4. NXP DPAA2 Eventdev Driver
The dpaa2 eventdev is an implementation of the eventdev API, that provides a wide range of the eventdev features. The eventdev relies on a dpaa2 hw to perform event scheduling.
More information can be found at NXP Official Website.
4.1. Features
The DPAA2 EVENTDEV implements many features in the eventdev API;
- Hardware based event scheduler
- 8 event ports
- 8 event queues
- Parallel flows
- Atomic flows
4.2. Supported DPAA2 SoCs
- LX2160A
- LS2084A/LS2044A
- LS2088A/LS2048A
- LS1088A/LS1048A
4.3. Prerequisites
See NXP QorIQ DPAA2 Board Support Package for setup information
- Follow the DPDK Getting Started Guide for Linux to setup the basic DPDK environment.
Note
Some part of fslmc bus code (mc flib - object library) routines are dual licensed (BSD & GPLv2).
4.4. Initialization
The dpaa2 eventdev is exposed as a vdev device which consists of a set of dpcon devices and dpci devices.
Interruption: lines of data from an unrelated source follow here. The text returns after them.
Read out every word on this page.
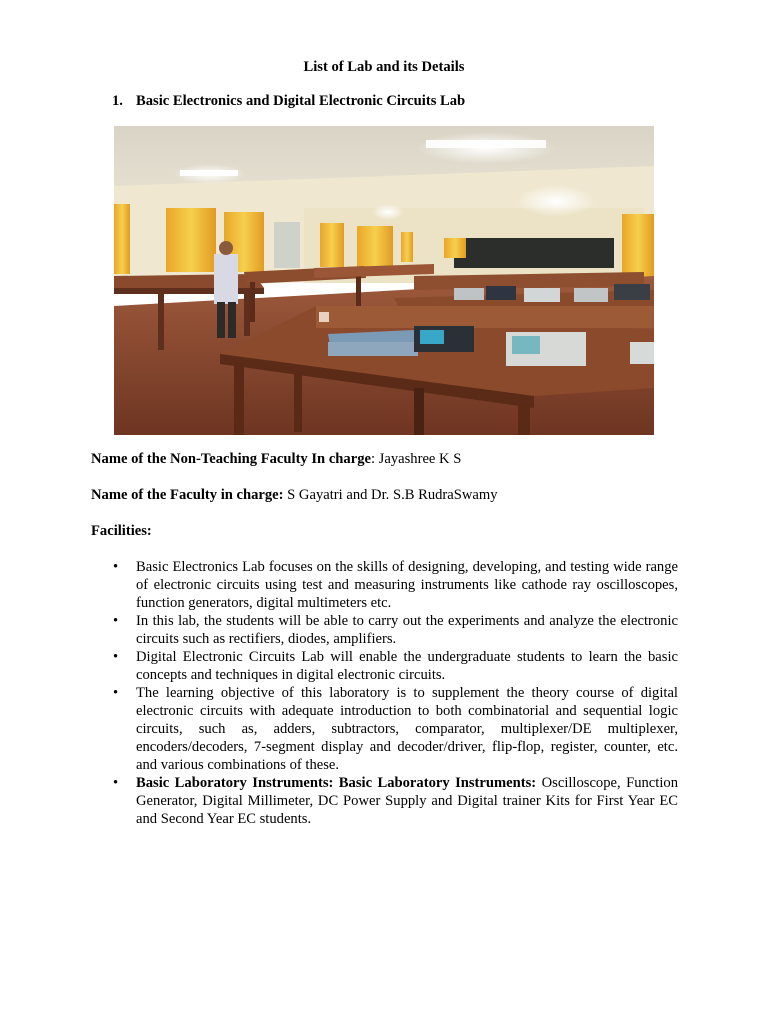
List of Lab and its Details
1. Basic Electronics and Digital Electronic Circuits Lab
Name of the Non-Teaching Faculty In charge: Jayashree K S
Name of the Faculty in charge: S Gayatri and Dr. S.B RudraSwamy
Facilities:
• Basic Electronics Lab focuses on the skills of designing, developing, and testing wide range of electronic circuits using test and measuring instruments like cathode ray oscilloscopes, function generators, digital multimeters etc.
• In this lab, the students will be able to carry out the experiments and analyze the electronic circuits such as rectifiers, diodes, amplifiers.
• Digital Electronic Circuits Lab will enable the undergraduate students to learn the basic concepts and techniques in digital electronic circuits.
• The learning objective of this laboratory is to supplement the theory course of digital electronic circuits with adequate introduction to both combinatorial and sequential logic circuits, such as, adders, subtractors, comparator, multiplexer/DE multiplexer, encoders/decoders, 7-segment display and decoder/driver, flip-flop, register, counter, etc. and various combinations of these.
• Basic Laboratory Instruments: Basic Laboratory Instruments: Oscilloscope, Function Generator, Digital Millimeter, DC Power Supply and Digital trainer Kits for First Year EC and Second Year EC students.
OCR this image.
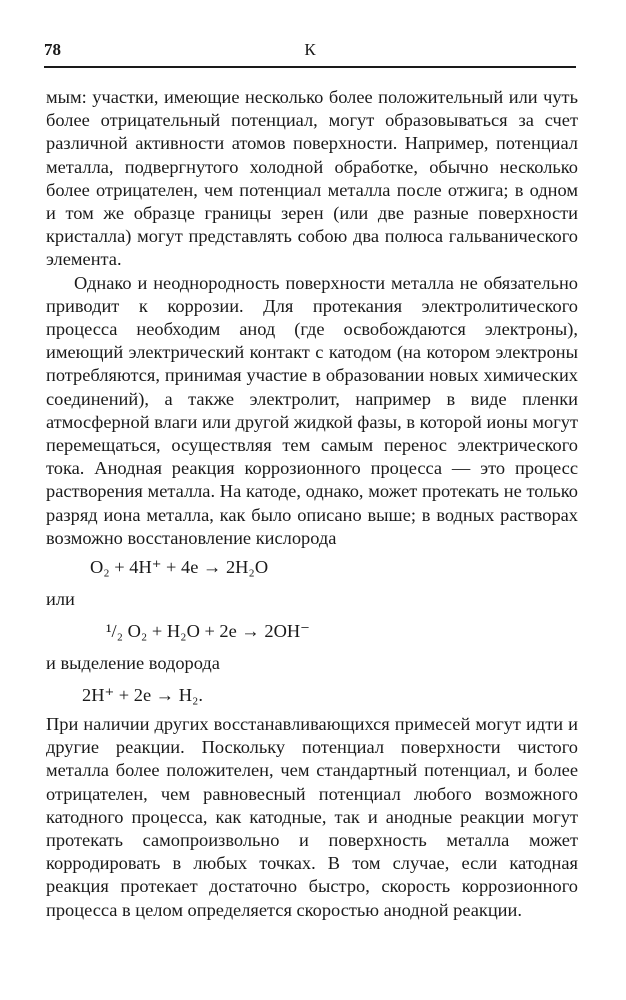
78	К

мым: участки, имеющие несколько более положительный или чуть более отрицательный потенциал, могут образовываться за счет различной активности атомов поверхности. Например, потенциал металла, подвергнутого холодной обработке, обычно несколько более отрицателен, чем потенциал металла после отжига; в одном и том же образце границы зерен (или две разные поверхности кристалла) могут представлять собою два полюса гальванического элемента.

Однако и неоднородность поверхности металла не обязательно приводит к коррозии. Для протекания электролитического процесса необходим анод (где освобождаются электроны), имеющий электрический контакт с катодом (на котором электроны потребляются, принимая участие в образовании новых химических соединений), а также электролит, например в виде пленки атмосферной влаги или другой жидкой фазы, в которой ионы могут перемещаться, осуществляя тем самым перенос электрического тока. Анодная реакция коррозионного процесса — это процесс растворения металла. На катоде, однако, может протекать не только разряд иона металла, как было описано выше; в водных растворах возможно восстановление кислорода

O₂ + 4H⁺ + 4e → 2H₂O

или

¹/₂ O₂ + H₂O + 2e → 2OH⁻

и выделение водорода

2H⁺ + 2e → H₂.

При наличии других восстанавливающихся примесей могут идти и другие реакции. Поскольку потенциал поверхности чистого металла более положителен, чем стандартный потенциал, и более отрицателен, чем равновесный потенциал любого возможного катодного процесса, как катодные, так и анодные реакции могут протекать самопроизвольно и поверхность металла может корродировать в любых точках. В том случае, если катодная реакция протекает достаточно быстро, скорость коррозионного процесса в целом определяется скоростью анодной реакции.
On EAL initialization, dpcon and dpci devices will be probed and then vdev device can be created from the application code by
- Invoking
rte_vdev_init("event_dpaa2")
from the application - Using
--vdev="event_dpaa2"
in the EAL options, which will call rte_vdev_init() internally
Example:
./your_eventdev_application --vdev="event_dpaa2"
4.5. Enabling logs
For enabling logs, use the following EAL parameter:
./your_eventdev_application <EAL args> --log-level=pmd.event.dpaa2,<level>
Using eventdev.dpaa2
as log matching criteria, all Event PMD logs can be
enabled which are lower than logging level
.
4.6. Limitations
4.6.1. Platform Requirement
DPAA2 drivers for DPDK can only work on NXP SoCs as listed in the
Supported DPAA2 SoCs
.
4.6.2. Port-core binding
DPAA2 EVENTDEV can support only one eventport per core.